1967: A mulher brasileira na revista Realidade - Artigo - Parte I

   


RESUMO
Algo inédito aconteceu na imprensa brasileira em janeiro de 67 quando a revista Realidade dedicou uma edição especialmente à mulher. Alvo de assuntos polêmicos, preconceitos e tabus, ela foi ouvida, revelou seus desejos e verdades, teve seu perfil traçado em mais de 140 páginas. A edição foi cassada pela censura militar, por meio do juizado de menores de São Paulo. O presente artigo relata estes e outros fatos marcantes em torno da edição 10 e trata da imprensa feminina no Brasil com citações de Heilborn, Mira e Lipovetsky.
 
Palavras-chave: censura; imprensa feminina; mulher; revista Realidade; tabus.
 
INTRODUÇÃO
  Este artigo trata especificamente da edição Nº 10 da revista Realidade, editada em Janeiro de 1967, pela Editora Abril, em território nacional. A edição inédita trazia ao público o resultado de uma pesquisa que tabulou mais de cem mil respostas dadas por 1200 mulheres entrevistadas com a finalidade de retratarem o perfil da mulher brasileira do final dos anos 60. Os assuntos abordados eram variados, indo desde religião e política até mercado de trabalho, passando pelo corpo feminino, a maternidade, o parto em si e questões como o que ela pensa e como age frente às decorrentes mudanças do seu tempo.
Apesar de ter conseguido um feito inédito no Brasil ao traçar o mapa da situação feminina da época, não agradou a todos. Entre críticas e opiniões contrárias, a Edição foi acusada pelo moralismo e conservadorismo da sociedade, que rejeitou a revista por publicar - segundo o seu julgamento - conteúdo considerado abusivo. Contudo, os leitores fiéis, interessados no posicionamento da revista, manifestaram seu apoio, como visto adiante.
Este estudo partiu do exemplar Nº 10, seguido da edição Nº 11 que apresentou os fatos da apreensão, da defesa da Editora Abril e dos comentários diversos dos leitores. Além da fonte primária, foram consultados autores como Faro e Maia; na segunda parte deste artigo, utilizou-se como fonte secundária autores que tratam da representação da mulher na mídia em geral, ressaltando a contribuição da revista Realidade para um jornalismo com função social.
EDIÇÃO Nº 10
A capa foi estrategicamente elaborada com a imagem de uma mulher jovem, de traços leves, numa foto em que ela é vista, ou evidenciada, por uma lente de aumento, dando a ideia de ampliação, ou seja, em foco representando a mulher em destaque. Abaixo da foto, em letras de cor em realce, vem o tema da edição especial: “A mulher brasileira, hoje”. E do lado esquerdo, os destaques daquela edição, na seguinte ordem:
  • Pesquisa – o que elas pensam e querem
  • Confissões de uma moça livre
  • Ciência: o corpo feminino
  • Eu me orgulho de ser mãe solteira
  • Por que a mulher é superior
  • Assista a um parto até o fim
Além de dedicar uma edição inteira a um tema específico, a revista Realidade inovou na editoração, pois em revistas de assuntos gerais não era comum a divulgação dos resultados de pesquisas, nem imagens como cenas de um parto, por exemplo, embora não fossem indiscretas, poderiam ser consideradas fortes por serem reais.

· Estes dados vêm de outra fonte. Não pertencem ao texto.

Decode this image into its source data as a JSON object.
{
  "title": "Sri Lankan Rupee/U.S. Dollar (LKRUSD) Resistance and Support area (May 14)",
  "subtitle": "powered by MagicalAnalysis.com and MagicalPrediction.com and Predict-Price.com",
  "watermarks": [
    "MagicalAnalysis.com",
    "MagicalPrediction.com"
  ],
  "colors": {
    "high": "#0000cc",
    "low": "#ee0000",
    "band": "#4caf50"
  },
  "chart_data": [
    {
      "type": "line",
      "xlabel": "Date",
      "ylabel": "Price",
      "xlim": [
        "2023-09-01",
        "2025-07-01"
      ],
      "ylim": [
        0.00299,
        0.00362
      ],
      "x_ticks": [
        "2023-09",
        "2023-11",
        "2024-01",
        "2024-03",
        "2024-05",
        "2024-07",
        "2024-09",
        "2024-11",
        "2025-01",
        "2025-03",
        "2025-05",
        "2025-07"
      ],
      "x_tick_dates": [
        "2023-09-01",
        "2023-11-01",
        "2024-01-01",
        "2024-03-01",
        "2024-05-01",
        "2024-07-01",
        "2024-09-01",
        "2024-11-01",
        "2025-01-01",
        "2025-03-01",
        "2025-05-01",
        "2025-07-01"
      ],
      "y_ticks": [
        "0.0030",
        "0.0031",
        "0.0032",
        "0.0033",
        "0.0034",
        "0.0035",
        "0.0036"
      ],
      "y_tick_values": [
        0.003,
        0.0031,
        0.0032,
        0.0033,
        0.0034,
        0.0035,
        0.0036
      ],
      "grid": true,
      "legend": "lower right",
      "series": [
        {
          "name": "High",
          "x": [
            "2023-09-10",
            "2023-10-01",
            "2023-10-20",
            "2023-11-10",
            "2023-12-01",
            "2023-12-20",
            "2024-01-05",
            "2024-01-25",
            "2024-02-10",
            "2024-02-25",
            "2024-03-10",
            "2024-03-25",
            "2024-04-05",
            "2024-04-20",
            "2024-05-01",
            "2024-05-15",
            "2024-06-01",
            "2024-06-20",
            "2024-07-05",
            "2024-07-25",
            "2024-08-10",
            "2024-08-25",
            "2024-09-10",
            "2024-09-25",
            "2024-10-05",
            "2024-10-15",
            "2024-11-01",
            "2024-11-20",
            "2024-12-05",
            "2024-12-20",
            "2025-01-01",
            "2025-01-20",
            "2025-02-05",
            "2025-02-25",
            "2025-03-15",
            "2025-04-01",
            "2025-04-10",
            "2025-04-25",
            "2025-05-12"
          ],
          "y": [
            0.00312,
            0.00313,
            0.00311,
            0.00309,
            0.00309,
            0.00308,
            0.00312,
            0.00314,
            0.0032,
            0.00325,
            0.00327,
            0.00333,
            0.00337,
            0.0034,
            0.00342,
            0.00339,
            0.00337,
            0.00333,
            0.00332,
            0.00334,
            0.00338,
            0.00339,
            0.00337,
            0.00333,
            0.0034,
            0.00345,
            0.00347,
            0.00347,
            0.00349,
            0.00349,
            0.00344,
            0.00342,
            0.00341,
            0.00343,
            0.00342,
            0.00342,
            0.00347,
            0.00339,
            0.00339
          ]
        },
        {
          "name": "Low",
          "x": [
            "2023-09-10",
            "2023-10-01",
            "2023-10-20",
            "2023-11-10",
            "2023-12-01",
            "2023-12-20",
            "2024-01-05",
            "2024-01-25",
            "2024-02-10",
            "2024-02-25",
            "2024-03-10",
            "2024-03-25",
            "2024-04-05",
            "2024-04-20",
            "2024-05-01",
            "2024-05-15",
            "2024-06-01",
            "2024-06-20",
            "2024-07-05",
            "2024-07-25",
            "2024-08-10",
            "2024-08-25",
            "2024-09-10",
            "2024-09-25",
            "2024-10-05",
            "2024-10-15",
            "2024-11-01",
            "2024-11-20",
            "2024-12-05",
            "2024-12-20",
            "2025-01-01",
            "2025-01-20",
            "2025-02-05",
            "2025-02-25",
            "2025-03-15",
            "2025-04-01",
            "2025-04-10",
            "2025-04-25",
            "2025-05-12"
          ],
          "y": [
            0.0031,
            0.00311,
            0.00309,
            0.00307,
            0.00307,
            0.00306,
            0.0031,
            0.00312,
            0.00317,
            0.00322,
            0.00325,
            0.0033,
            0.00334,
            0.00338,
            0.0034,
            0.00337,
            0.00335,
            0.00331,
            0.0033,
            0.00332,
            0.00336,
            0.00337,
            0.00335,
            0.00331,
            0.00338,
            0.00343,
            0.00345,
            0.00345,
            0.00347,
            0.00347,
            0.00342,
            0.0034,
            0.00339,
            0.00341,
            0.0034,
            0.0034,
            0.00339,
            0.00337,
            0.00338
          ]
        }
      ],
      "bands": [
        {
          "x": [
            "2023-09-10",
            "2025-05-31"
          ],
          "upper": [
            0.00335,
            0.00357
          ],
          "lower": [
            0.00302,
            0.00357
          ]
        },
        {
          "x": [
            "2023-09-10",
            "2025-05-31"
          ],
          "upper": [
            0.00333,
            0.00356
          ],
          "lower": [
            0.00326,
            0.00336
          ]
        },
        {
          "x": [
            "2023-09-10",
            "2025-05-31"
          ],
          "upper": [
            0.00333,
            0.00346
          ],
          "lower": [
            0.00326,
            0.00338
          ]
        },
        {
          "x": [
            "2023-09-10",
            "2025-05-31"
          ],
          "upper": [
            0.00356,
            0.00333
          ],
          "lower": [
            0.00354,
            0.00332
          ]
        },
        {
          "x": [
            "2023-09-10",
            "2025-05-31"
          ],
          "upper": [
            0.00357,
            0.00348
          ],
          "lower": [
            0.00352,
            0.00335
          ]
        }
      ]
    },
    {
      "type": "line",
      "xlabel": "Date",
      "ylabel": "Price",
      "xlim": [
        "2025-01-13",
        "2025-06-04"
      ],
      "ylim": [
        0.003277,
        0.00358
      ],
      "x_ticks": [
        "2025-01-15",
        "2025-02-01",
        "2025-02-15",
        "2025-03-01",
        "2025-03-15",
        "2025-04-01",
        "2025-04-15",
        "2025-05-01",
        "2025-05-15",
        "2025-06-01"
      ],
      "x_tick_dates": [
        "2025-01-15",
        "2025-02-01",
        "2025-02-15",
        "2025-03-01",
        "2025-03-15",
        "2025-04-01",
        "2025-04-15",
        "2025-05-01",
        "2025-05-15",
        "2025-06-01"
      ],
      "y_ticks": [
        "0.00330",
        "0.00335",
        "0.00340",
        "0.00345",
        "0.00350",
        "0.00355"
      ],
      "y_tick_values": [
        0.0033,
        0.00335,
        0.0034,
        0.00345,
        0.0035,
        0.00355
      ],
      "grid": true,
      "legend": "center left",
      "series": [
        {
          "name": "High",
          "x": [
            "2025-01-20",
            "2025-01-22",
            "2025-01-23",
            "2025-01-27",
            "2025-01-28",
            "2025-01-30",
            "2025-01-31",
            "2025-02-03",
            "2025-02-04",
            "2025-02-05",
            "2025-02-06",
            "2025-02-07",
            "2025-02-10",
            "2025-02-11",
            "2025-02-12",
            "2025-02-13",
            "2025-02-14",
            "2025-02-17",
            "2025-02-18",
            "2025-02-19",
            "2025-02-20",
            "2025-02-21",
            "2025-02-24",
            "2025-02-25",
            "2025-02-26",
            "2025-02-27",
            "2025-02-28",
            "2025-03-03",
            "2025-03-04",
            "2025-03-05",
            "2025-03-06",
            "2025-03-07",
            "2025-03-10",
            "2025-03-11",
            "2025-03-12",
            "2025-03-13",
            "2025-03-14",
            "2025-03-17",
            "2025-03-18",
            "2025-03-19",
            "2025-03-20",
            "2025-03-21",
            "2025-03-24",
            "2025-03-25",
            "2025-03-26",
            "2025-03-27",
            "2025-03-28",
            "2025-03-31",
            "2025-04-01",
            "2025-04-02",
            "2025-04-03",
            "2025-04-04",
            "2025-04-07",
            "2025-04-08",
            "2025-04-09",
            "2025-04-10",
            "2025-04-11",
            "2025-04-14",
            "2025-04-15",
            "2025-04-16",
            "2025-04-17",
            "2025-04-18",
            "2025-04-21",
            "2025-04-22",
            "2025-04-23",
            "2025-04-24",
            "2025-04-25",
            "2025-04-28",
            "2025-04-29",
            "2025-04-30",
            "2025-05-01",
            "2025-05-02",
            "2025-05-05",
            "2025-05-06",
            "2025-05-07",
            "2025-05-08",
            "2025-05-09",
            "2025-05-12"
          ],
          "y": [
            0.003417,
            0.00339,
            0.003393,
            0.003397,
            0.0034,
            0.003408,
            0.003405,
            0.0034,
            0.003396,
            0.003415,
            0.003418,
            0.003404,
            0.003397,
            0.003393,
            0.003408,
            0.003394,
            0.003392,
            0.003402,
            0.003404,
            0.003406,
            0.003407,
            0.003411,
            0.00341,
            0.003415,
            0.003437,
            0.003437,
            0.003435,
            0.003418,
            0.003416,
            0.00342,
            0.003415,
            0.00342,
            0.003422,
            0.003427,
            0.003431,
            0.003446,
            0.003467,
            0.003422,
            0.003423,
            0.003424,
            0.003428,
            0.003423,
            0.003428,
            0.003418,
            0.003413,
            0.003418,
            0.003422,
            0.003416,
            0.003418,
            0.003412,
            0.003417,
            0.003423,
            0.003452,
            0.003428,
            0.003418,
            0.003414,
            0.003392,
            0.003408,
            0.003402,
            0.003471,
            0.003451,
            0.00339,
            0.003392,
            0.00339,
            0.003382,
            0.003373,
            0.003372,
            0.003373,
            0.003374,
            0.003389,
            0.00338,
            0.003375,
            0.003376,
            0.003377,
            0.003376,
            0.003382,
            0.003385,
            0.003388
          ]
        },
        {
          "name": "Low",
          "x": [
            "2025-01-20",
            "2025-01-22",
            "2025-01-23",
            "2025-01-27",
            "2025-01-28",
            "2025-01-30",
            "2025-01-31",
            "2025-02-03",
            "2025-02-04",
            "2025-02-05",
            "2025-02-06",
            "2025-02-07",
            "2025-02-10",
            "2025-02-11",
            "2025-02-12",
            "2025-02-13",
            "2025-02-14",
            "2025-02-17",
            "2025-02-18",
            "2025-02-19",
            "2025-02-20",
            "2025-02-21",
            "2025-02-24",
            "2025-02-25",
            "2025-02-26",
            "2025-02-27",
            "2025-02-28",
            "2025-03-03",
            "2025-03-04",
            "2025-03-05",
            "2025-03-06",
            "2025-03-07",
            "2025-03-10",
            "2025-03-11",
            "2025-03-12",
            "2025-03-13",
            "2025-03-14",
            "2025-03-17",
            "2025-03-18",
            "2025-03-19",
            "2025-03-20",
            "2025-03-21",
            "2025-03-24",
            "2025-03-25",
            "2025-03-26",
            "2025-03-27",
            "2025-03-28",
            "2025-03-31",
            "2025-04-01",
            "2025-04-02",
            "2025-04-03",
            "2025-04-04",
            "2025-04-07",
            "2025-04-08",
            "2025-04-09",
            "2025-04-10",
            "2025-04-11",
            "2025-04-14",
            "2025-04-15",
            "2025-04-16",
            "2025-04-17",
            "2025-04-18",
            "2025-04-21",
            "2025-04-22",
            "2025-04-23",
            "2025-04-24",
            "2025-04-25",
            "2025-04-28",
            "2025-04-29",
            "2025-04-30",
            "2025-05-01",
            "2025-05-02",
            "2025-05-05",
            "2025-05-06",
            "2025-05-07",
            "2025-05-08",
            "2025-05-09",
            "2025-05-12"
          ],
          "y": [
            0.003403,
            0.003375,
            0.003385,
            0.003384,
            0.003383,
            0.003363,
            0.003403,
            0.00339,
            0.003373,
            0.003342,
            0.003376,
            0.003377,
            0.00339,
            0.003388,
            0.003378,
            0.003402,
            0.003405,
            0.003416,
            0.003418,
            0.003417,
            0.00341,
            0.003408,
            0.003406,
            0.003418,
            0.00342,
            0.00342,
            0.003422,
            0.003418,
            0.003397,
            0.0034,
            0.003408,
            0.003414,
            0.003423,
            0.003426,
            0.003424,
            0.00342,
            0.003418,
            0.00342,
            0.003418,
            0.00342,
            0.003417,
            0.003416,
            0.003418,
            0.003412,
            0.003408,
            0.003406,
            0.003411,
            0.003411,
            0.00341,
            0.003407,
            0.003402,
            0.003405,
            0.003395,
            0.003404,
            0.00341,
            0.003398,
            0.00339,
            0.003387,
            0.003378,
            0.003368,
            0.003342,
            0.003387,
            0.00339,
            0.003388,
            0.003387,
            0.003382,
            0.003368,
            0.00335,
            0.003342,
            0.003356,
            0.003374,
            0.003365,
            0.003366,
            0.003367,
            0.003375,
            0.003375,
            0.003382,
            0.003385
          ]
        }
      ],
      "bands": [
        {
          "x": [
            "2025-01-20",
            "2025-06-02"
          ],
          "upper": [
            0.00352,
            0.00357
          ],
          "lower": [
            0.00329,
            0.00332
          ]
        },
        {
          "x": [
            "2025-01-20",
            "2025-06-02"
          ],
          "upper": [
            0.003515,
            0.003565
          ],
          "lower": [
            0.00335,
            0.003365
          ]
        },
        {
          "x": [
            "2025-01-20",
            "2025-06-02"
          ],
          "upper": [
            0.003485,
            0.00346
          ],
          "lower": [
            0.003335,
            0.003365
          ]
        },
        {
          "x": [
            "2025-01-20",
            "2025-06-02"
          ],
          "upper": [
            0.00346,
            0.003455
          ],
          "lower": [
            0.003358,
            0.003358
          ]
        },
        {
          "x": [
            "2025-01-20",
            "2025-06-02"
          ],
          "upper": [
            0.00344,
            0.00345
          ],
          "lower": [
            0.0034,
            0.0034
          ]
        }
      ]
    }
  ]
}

No índice da edição Nº 10 (página 05 da revista) estão as seguintes seções, com seu tema resumido aqui:

CAPA: síntese da edição 10 retratando a mulher brasileira em foco
PESQUISA: 1200 mulheres respondem mais de 100 mil perguntas – pág. 20
POLÊMICA: a superioridade natural da mulher – pág. 30
CIÊNCIA: anatomia do corpo feminino – pág. 36
ENSAIO: o amor materno – pág. 46
RELIGIÃO: freiras que atuam para a salvação de todos – pág. 52
GENTE: parteira mostra na prática detalhes sobre o seu ofício – pág. 68
DOCUMENTO: jovem atriz fala tudo o que pensa sobre sexo – pág. 76
PSICOLOGIA: o desengano dos consultórios sentimentais – pág. 82
PERFIL: dona Olga, mãe-de-santo e seus 66 filhos – pág. 88
PROBLEMA: o desfecho de três histórias sobre mulheres desquitadas – pág. 100
ECONOMIA: Ela é o diretor da indústria moderna – pág. 110
DEPOIMENTO: carioca confessa ser mãe solteira, com muito orgulho – pág.116

 
A escolha dos assuntos também pode ser considerada uma provocação para os conceitos da época. Maia (1986) analisa a dificuldade deste pioneirismo em ser a primeira revista no país a tratar assuntos tabus: “logo na décima edição ficou claro que fazer jornalismo abordando temas de comportamento em 1967 era mais que um desafio, era um confronto com o conservadorismo da sociedade brasileira”.
E não agradou a todos, embora a revista tenha mudado a cara do Brasil, na opinião de Maia (1986), estabelecendo a “geração Realidade”, como conhecida nos anos 70. A autora avalia seus efeitos da seguinte forma: “O Brasil de 60 é irreconhecível hoje (anos 80), deu um salto em abertura intelectual, em abertura de informações” (MAIA, 1986).
 
CENSURA: ACUSAÇÃO E DEFESA
Desde o golpe militar, que impôs o militarismo no poder em 1964, houve no Brasil certa interferência em todos os setores. A censura propriamente dita foi instaurada no Brasil numa sexta-feira 13 de dezembro de 1968, com o decreto do Ato Institucional número 5 – o AI5 (AI-5: entre outras regras divulgadas em documentos oficiais, determinava: "censura prévia aos veículos de comunicação que não se alinhassem á ordem preconizada pelo regime militar). A partir daí todos os veículos de comunicação passavam a ter seu trabalho constantemente vigiado. Mesmo antes do AI5, o que se via eram perseguições cada vez mais intensas contra políticos, estudantes, artistas, jornalistas e veículos de comunicação. Algumas atitudes se deram de forma repentina, sem chance de defesa dos acusados, como o que aconteceu na edição especial da revista Realidade.     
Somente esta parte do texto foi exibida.